Strong exciton regulation of Raman scattering in monolayer dichalcogenides

TL;DR

This paper presents a first-principles framework that incorporates excitonic effects to accurately predict resonant Raman intensities in monolayer dichalcogenides, revealing how excitons regulate Raman scattering amplitudes.

Contribution

It introduces a novel computational approach that accounts for excitonic effects beyond the Placzek approximation, improving the understanding of Raman responses in 2D materials.

Findings

Excitonic effects strongly influence Raman scattering amplitudes in MoS2.

The approach explains the absence of Raman signals near A and B excitons.

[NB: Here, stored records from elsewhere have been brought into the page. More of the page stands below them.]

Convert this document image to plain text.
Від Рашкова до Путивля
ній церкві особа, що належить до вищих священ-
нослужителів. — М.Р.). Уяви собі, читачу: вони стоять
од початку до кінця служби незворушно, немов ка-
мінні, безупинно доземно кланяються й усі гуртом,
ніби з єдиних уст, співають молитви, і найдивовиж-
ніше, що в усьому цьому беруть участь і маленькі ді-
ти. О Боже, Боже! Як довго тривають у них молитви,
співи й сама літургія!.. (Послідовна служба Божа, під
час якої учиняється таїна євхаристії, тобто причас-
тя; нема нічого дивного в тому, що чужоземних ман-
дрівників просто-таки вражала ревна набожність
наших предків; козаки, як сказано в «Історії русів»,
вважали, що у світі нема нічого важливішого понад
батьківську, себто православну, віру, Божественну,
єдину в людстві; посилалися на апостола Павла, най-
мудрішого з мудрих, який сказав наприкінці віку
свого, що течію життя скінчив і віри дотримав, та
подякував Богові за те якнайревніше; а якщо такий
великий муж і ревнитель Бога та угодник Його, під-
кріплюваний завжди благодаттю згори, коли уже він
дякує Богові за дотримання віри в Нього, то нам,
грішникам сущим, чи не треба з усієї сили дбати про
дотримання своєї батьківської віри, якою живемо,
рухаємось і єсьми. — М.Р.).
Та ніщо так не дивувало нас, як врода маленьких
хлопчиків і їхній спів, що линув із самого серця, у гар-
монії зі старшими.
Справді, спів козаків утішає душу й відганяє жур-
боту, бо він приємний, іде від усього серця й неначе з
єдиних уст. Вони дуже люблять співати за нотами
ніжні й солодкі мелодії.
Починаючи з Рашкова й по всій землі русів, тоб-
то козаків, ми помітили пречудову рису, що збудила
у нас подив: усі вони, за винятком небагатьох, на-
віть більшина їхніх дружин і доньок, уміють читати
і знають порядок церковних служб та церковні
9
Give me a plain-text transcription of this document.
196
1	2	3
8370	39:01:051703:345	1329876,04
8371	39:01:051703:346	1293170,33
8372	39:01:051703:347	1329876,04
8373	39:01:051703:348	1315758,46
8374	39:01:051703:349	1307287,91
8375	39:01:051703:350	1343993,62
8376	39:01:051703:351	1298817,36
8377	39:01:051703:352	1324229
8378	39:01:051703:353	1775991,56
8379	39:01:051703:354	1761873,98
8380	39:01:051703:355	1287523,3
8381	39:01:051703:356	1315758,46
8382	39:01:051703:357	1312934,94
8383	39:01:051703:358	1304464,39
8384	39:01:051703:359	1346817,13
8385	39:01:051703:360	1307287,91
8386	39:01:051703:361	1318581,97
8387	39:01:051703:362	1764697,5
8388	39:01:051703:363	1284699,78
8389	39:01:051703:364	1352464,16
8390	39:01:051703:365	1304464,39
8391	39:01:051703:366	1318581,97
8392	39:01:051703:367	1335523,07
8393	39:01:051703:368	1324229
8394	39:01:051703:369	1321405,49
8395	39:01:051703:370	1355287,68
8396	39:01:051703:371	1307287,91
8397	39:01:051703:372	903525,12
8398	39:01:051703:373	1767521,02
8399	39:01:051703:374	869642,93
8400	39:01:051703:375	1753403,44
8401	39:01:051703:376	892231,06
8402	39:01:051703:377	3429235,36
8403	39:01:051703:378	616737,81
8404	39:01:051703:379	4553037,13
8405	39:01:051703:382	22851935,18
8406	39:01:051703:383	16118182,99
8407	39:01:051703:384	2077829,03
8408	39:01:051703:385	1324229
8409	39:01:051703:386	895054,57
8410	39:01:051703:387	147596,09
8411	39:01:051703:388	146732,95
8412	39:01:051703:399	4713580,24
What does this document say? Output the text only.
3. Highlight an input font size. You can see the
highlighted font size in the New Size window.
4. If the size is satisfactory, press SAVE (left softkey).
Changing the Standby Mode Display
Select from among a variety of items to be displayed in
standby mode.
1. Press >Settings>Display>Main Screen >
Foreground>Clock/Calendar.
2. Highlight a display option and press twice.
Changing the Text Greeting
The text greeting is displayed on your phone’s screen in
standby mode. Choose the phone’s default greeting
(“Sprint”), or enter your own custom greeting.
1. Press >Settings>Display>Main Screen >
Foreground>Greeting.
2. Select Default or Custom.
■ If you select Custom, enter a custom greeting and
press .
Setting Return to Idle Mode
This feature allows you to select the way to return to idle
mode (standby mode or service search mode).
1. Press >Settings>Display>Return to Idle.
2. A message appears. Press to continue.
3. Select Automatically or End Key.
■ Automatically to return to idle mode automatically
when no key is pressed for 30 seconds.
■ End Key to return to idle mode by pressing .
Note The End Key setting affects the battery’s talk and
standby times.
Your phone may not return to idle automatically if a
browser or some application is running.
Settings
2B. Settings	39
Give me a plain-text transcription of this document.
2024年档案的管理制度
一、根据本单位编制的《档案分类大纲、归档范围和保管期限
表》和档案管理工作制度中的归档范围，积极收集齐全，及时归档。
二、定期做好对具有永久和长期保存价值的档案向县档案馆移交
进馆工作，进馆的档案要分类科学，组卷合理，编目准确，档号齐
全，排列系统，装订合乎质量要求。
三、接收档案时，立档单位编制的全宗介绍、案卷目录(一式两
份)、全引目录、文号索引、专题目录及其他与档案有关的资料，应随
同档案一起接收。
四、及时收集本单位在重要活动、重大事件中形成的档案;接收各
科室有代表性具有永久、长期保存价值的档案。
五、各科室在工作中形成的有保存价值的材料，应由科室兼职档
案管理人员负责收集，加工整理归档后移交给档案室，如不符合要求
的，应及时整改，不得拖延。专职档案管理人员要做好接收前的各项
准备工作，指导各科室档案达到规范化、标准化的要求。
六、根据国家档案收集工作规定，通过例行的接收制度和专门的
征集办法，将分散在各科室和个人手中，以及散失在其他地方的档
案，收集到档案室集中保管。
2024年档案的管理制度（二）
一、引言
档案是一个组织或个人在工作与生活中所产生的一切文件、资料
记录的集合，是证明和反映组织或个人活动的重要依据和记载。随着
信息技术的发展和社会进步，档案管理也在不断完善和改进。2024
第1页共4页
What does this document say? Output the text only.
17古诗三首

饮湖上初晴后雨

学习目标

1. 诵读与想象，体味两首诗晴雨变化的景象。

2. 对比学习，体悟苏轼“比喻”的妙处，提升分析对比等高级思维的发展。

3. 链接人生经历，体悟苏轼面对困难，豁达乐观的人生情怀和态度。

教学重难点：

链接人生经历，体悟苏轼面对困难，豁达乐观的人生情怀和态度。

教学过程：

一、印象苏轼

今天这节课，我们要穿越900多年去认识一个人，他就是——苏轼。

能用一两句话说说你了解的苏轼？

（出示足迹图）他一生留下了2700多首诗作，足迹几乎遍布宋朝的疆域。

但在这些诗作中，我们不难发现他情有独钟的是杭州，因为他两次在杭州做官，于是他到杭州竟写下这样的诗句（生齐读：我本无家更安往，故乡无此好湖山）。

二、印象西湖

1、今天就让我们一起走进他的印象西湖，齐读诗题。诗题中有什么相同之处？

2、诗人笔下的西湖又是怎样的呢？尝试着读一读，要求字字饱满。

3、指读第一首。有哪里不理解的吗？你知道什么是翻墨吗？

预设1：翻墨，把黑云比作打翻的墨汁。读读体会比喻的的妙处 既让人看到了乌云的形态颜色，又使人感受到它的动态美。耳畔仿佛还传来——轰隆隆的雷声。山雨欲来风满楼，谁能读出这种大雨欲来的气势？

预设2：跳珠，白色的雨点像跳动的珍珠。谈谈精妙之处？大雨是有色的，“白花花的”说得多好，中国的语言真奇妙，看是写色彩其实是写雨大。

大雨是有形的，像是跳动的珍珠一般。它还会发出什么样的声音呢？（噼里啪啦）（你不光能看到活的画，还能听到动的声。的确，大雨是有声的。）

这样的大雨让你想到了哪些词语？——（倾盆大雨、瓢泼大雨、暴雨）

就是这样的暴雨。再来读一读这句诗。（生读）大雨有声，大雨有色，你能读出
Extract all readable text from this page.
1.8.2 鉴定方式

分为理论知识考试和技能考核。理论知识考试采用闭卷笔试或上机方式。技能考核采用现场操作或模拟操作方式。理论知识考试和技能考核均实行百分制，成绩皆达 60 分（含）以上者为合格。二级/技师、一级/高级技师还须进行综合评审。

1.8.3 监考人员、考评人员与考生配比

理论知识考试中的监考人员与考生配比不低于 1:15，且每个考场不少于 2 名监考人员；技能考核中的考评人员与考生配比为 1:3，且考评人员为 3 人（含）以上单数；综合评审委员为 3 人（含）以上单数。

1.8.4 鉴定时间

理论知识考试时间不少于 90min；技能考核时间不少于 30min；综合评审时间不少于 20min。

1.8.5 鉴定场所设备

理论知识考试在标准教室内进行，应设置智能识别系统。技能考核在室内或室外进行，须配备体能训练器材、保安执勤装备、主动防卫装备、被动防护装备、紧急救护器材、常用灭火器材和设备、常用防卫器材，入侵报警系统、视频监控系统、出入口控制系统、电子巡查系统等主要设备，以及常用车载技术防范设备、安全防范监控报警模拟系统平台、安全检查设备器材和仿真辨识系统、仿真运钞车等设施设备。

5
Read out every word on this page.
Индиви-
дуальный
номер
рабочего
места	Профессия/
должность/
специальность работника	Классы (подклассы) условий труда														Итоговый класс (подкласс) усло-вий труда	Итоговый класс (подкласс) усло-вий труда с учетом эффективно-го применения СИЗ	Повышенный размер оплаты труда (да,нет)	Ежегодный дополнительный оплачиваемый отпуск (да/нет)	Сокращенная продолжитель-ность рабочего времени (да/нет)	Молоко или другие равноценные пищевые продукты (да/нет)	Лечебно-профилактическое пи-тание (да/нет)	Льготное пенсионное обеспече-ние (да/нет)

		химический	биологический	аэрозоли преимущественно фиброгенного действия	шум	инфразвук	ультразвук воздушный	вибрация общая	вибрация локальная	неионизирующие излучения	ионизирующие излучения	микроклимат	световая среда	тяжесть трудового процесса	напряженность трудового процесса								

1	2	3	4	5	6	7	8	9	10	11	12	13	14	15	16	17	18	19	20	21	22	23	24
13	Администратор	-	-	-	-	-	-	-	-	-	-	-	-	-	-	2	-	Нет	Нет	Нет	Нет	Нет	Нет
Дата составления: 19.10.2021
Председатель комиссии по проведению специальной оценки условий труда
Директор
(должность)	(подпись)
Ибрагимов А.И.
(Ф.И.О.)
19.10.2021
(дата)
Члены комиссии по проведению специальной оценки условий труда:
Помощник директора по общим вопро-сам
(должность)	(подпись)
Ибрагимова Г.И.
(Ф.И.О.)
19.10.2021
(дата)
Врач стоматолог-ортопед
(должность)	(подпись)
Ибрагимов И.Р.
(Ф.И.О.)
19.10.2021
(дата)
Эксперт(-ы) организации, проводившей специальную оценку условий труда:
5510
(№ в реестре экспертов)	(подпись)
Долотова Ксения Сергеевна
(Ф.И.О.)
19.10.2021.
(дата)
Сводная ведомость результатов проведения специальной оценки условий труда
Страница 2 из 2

It reduces computational effort by requiring only one GW-BSE calculation per mode.

Abstract

The weakly screened electron-hole interactions in an atomically thin semiconductor not only downshift its excitation spectrum from a quasiparticle one, but also redistribute excitation energies and wavefunction characters with profound effects on diverse modes of material response, including the exciton-phonon scattering processes accessible to resonant Raman measurements. Here we develop a first-principles framework to calculate frequency-dependent resonant Raman intensities that includes excitonic effects and goes beyond the Placzek approximation. We show how excitonic effects in MoS2 strongly regulate Raman scattering amplitudes and thereby explain the puzzling near-absence of resonant Raman response around the A and B excitons (which produce very strong signals in optical absorption), and also the pronounced strength of the resonant Raman response from the C exciton. Furthermore, this efficient perturbative approach reduces the number of GW- BSE calculations from two per Raman mode (in finite displacement) to one for all modes and affords natural extension to higher-order resonant Raman processes.